Bilodeaux told The Daily over the phone that the event began with no such grand intentions. MEDIAFILM, a press agency providing synopses and ratings of new films for Montreal’s French magazines, newspapers, and TV guides, was trying to make some room as they moved offices. Collected from fifty years’ worth of business, they realized much of the material they had could be of interest to friends and colleagues. After calling around, they realized there was a “real demand’ for some of the products on offer. For die-hard collectors, some these items were dreams come true. For others, the sale was simply a way of finding cheap DVDs, vintage posters, projectors, and indeed almost anything related to film. In its second year, they drew in twice as many sellers and by the third year (2010), they had a widely popular event.

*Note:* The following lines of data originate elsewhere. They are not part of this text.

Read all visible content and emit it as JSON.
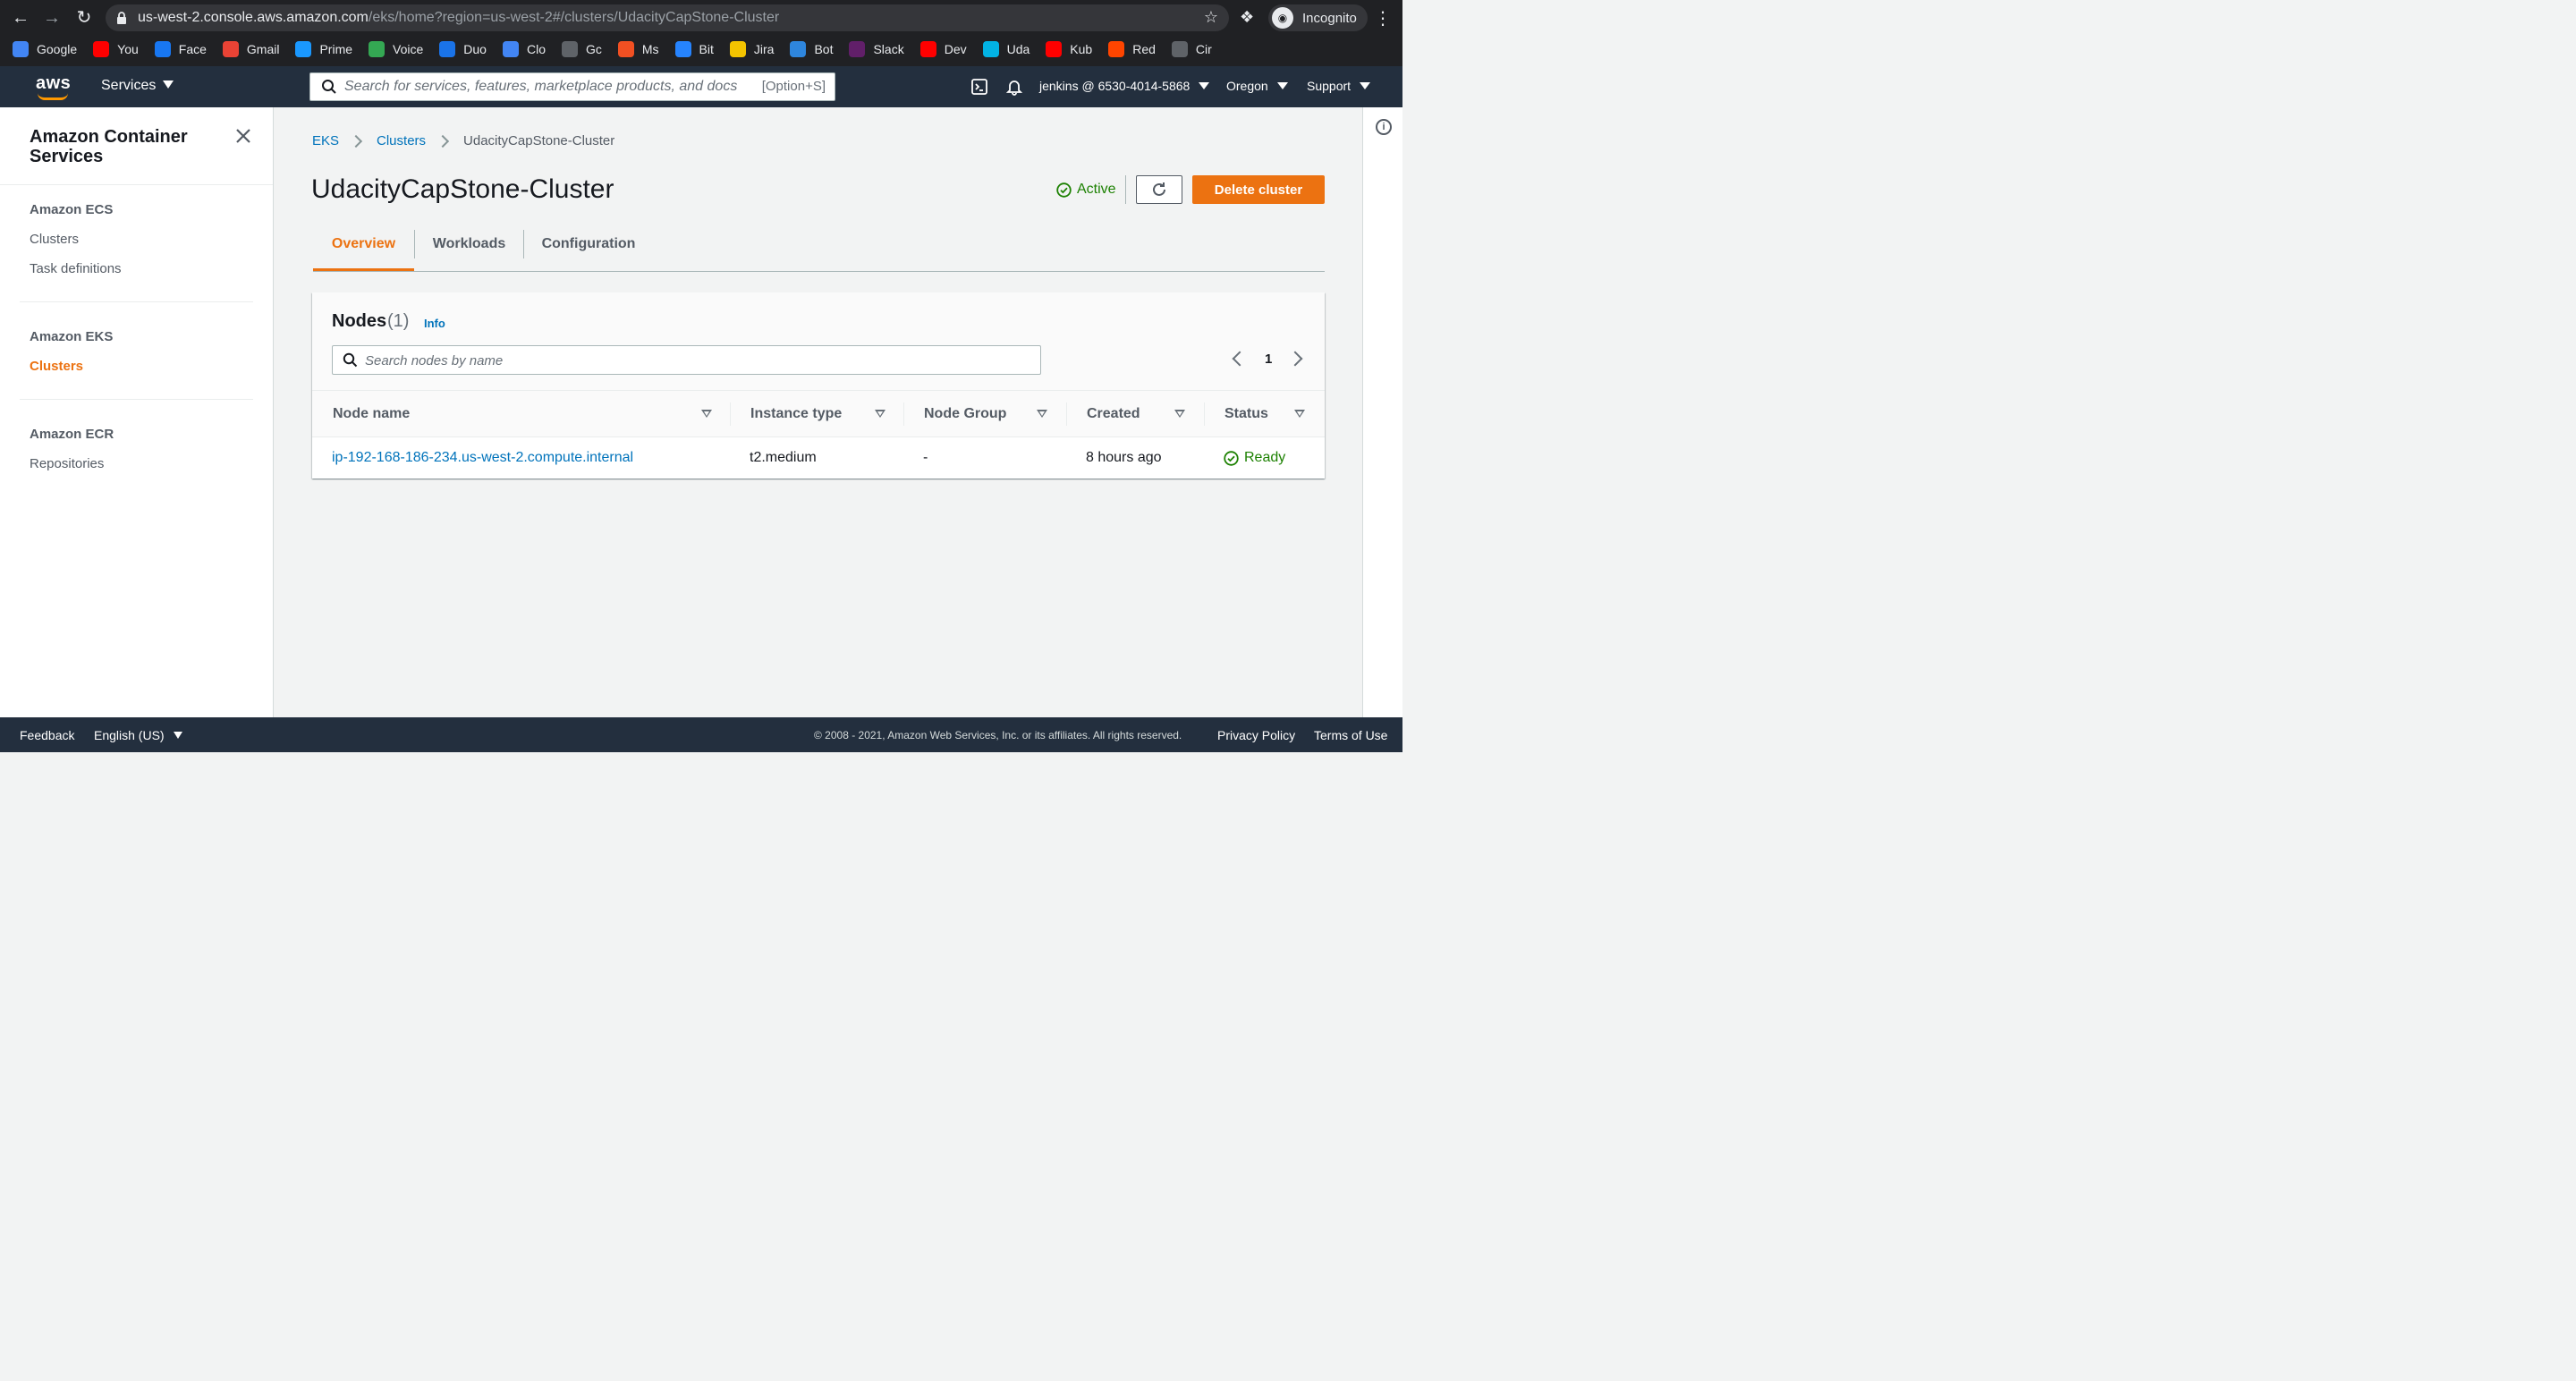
{
  "browser": {
    "url_host": "us-west-2.console.aws.amazon.com",
    "url_path": "/eks/home?region=us-west-2#/clusters/UdacityCapStone-Cluster",
    "incognito_label": "Incognito",
    "bookmarks": [
      {
        "label": "Google",
        "icon": "google-icon",
        "color": "#4285f4"
      },
      {
        "label": "You",
        "icon": "youtube-icon",
        "color": "#ff0000"
      },
      {
        "label": "Face",
        "icon": "facebook-icon",
        "color": "#1877f2"
      },
      {
        "label": "Gmail",
        "icon": "gmail-icon",
        "color": "#ea4335"
      },
      {
        "label": "Prime",
        "icon": "prime-icon",
        "color": "#1a98ff"
      },
      {
        "label": "Voice",
        "icon": "voice-icon",
        "color": "#34a853"
      },
      {
        "label": "Duo",
        "icon": "duo-icon",
        "color": "#1a73e8"
      },
      {
        "label": "Clo",
        "icon": "cloud-icon",
        "color": "#4285f4"
      },
      {
        "label": "Gc",
        "icon": "globe-icon",
        "color": "#5f6368"
      },
      {
        "label": "Ms",
        "icon": "microsoft-icon",
        "color": "#f25022"
      },
      {
        "label": "Bit",
        "icon": "bitbucket-icon",
        "color": "#2684ff"
      },
      {
        "label": "Jira",
        "icon": "jira-icon",
        "color": "#f4c400"
      },
      {
        "label": "Bot",
        "icon": "bot-icon",
        "color": "#2e86de"
      },
      {
        "label": "Slack",
        "icon": "slack-icon",
        "color": "#611f69"
      },
      {
        "label": "Dev",
        "icon": "youtube-icon",
        "color": "#ff0000"
      },
      {
        "label": "Uda",
        "icon": "udacity-icon",
        "color": "#02b3e4"
      },
      {
        "label": "Kub",
        "icon": "youtube-icon",
        "color": "#ff0000"
      },
      {
        "label": "Red",
        "icon": "reddit-icon",
        "color": "#ff4500"
      },
      {
        "label": "Cir",
        "icon": "circleci-icon",
        "color": "#5f6368"
      }
    ]
  },
  "aws_header": {
    "logo": "aws",
    "services_label": "Services",
    "search_placeholder": "Search for services, features, marketplace products, and docs",
    "search_shortcut": "[Option+S]",
    "account": "jenkins @ 6530-4014-5868",
    "region": "Oregon",
    "support": "Support"
  },
  "sidebar": {
    "title": "Amazon Container Services",
    "sections": [
      {
        "heading": "Amazon ECS",
        "items": [
          "Clusters",
          "Task definitions"
        ]
      },
      {
        "heading": "Amazon EKS",
        "items": [
          "Clusters"
        ]
      },
      {
        "heading": "Amazon ECR",
        "items": [
          "Repositories"
        ]
      }
    ]
  },
  "breadcrumb": [
    "EKS",
    "Clusters",
    "UdacityCapStone-Cluster"
  ],
  "page": {
    "title": "UdacityCapStone-Cluster",
    "status": "Active",
    "delete_label": "Delete cluster"
  },
  "tabs": [
    "Overview",
    "Workloads",
    "Configuration"
  ],
  "nodes": {
    "title": "Nodes",
    "count": "(1)",
    "info": "Info",
    "search_placeholder": "Search nodes by name",
    "page": "1",
    "columns": [
      "Node name",
      "Instance type",
      "Node Group",
      "Created",
      "Status"
    ],
    "rows": [
      {
        "name": "ip-192-168-186-234.us-west-2.compute.internal",
        "instance_type": "t2.medium",
        "node_group": "-",
        "created": "8 hours ago",
        "status": "Ready"
      }
    ]
  },
  "footer": {
    "feedback": "Feedback",
    "language": "English (US)",
    "copyright": "© 2008 - 2021, Amazon Web Services, Inc. or its affiliates. All rights reserved.",
    "privacy": "Privacy Policy",
    "terms": "Terms of Use"
  },
  "colors": {
    "accent": "#ec7211",
    "link": "#0073bb",
    "success": "#1d8102",
    "header_bg": "#232f3e"
  }
}
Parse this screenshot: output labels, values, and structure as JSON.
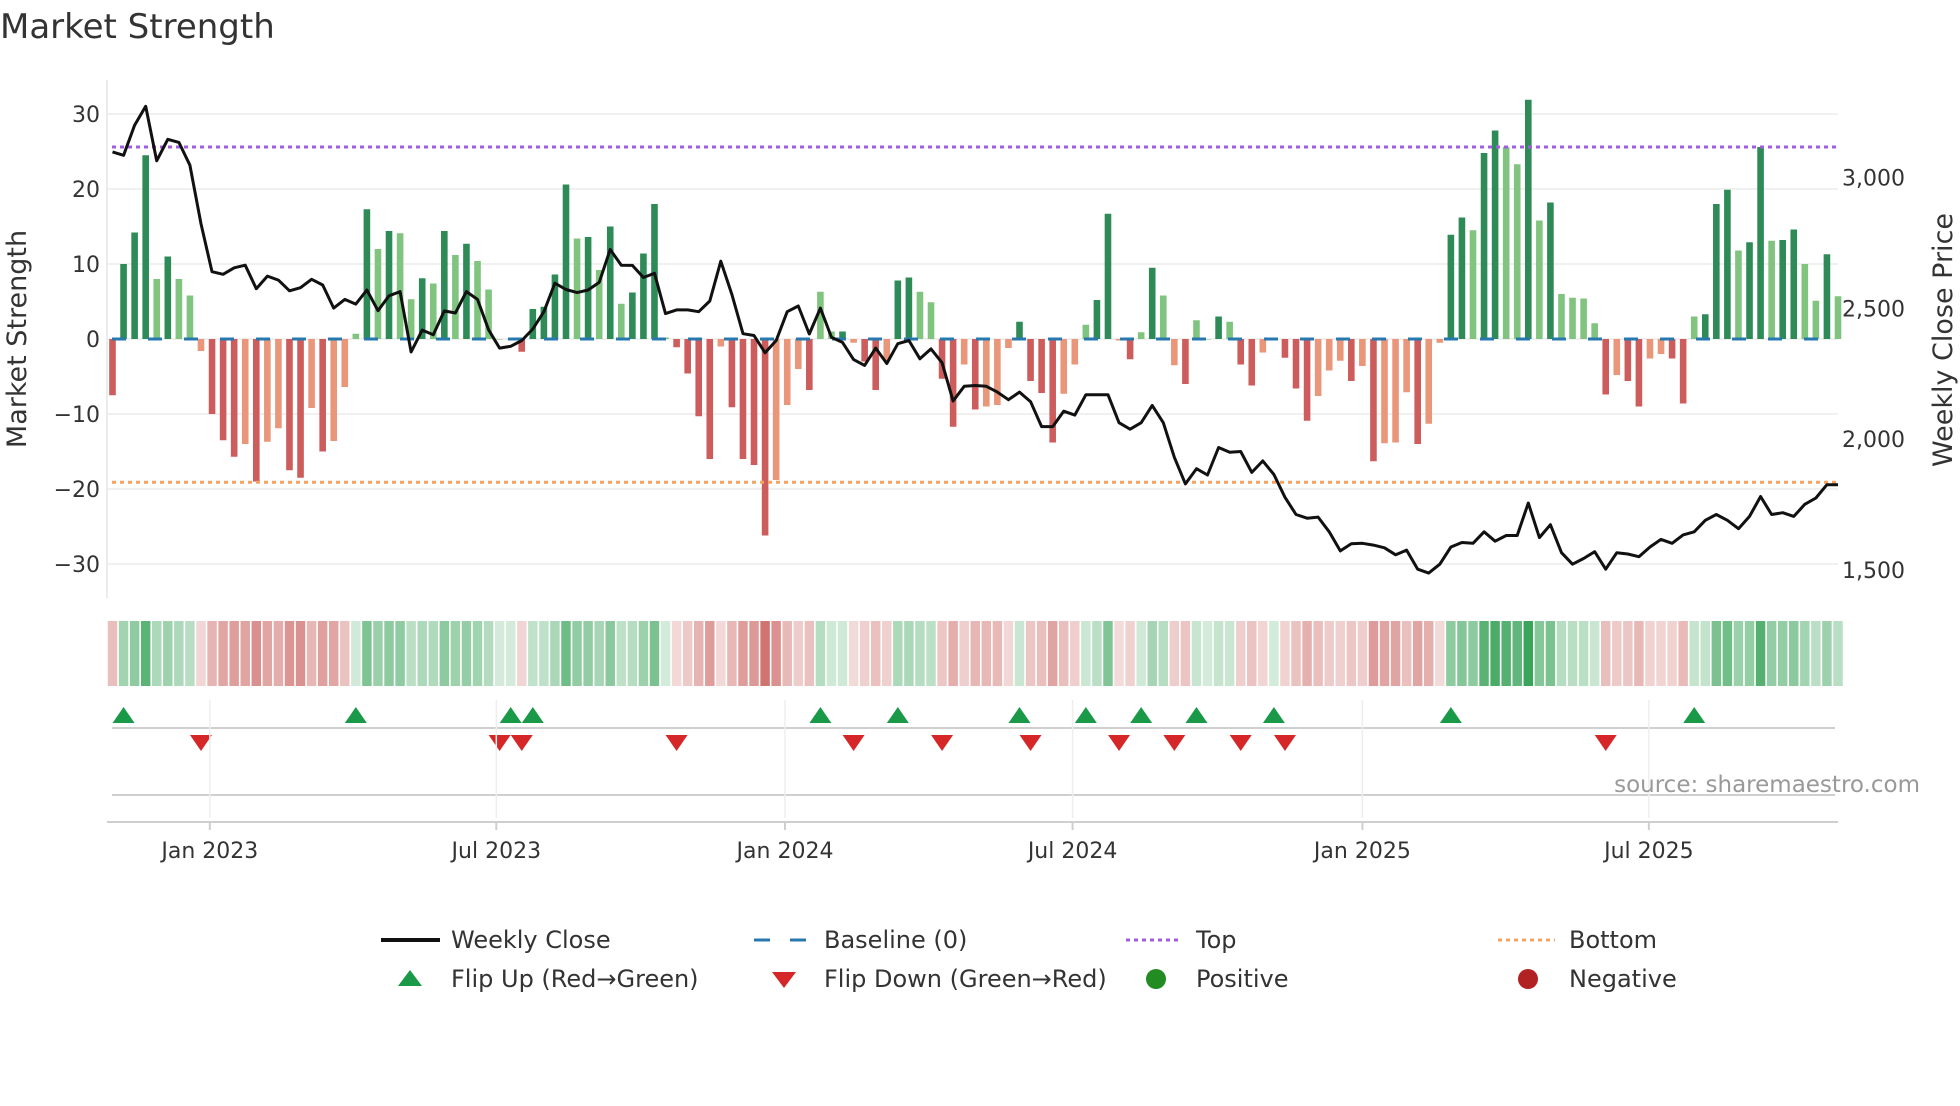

Bilodeaux cited this popularity as being partly due to the bazaar’s location. “It’s in the heart of the Plateau,” he was pleased to claim. As well as collectors and film industry people who seek out contacts, families come to pick up cheap children’s films, or posters for decoration. “In movies, we stand in line,” Bilodeaux pointed out. We don’t necessarily discuss and meet other movie fans, but at this event, communication between customers and between sellers is part of the fun. Bargaining is more than welcome and a key part of the relaxed atmosphere.

This year, Ciné-Bazar is pleased to “welcome several new exhibitors, including 24 images magazine, as well as distributors Les Films du 3 Mars and K-Films Amérique.” The key addition however, according to Bilodeaux, is “a Cinémania gallery [with] a hundred giant posters mounted on polymer panels, to be sold at low prices.” Not only a treat for consumers, these large and aesthetically-pleasing posters, most of which are rare, or at least rarely-seen, “make the Ciné-Bazar a kind of exhibit.”
After this year’s event, Bilodeaux is optimistic for the future. In chatting to him about ExpoZine, which took place last November, he was excited by the sudden idea of a potential collaboration. He envisions bringing these events together and drawing an even more diverse crowd. For now, Ciné-Bazar seems a more than ideal way to spend a good part of a cold Montreal weekend.

­­— Ed Dodson

Ciné-Bazar runs from 9 a.m. to 4 p.m. on February 5 at Saint-Stanislas-de-Kostka Church, 4816 Garnier.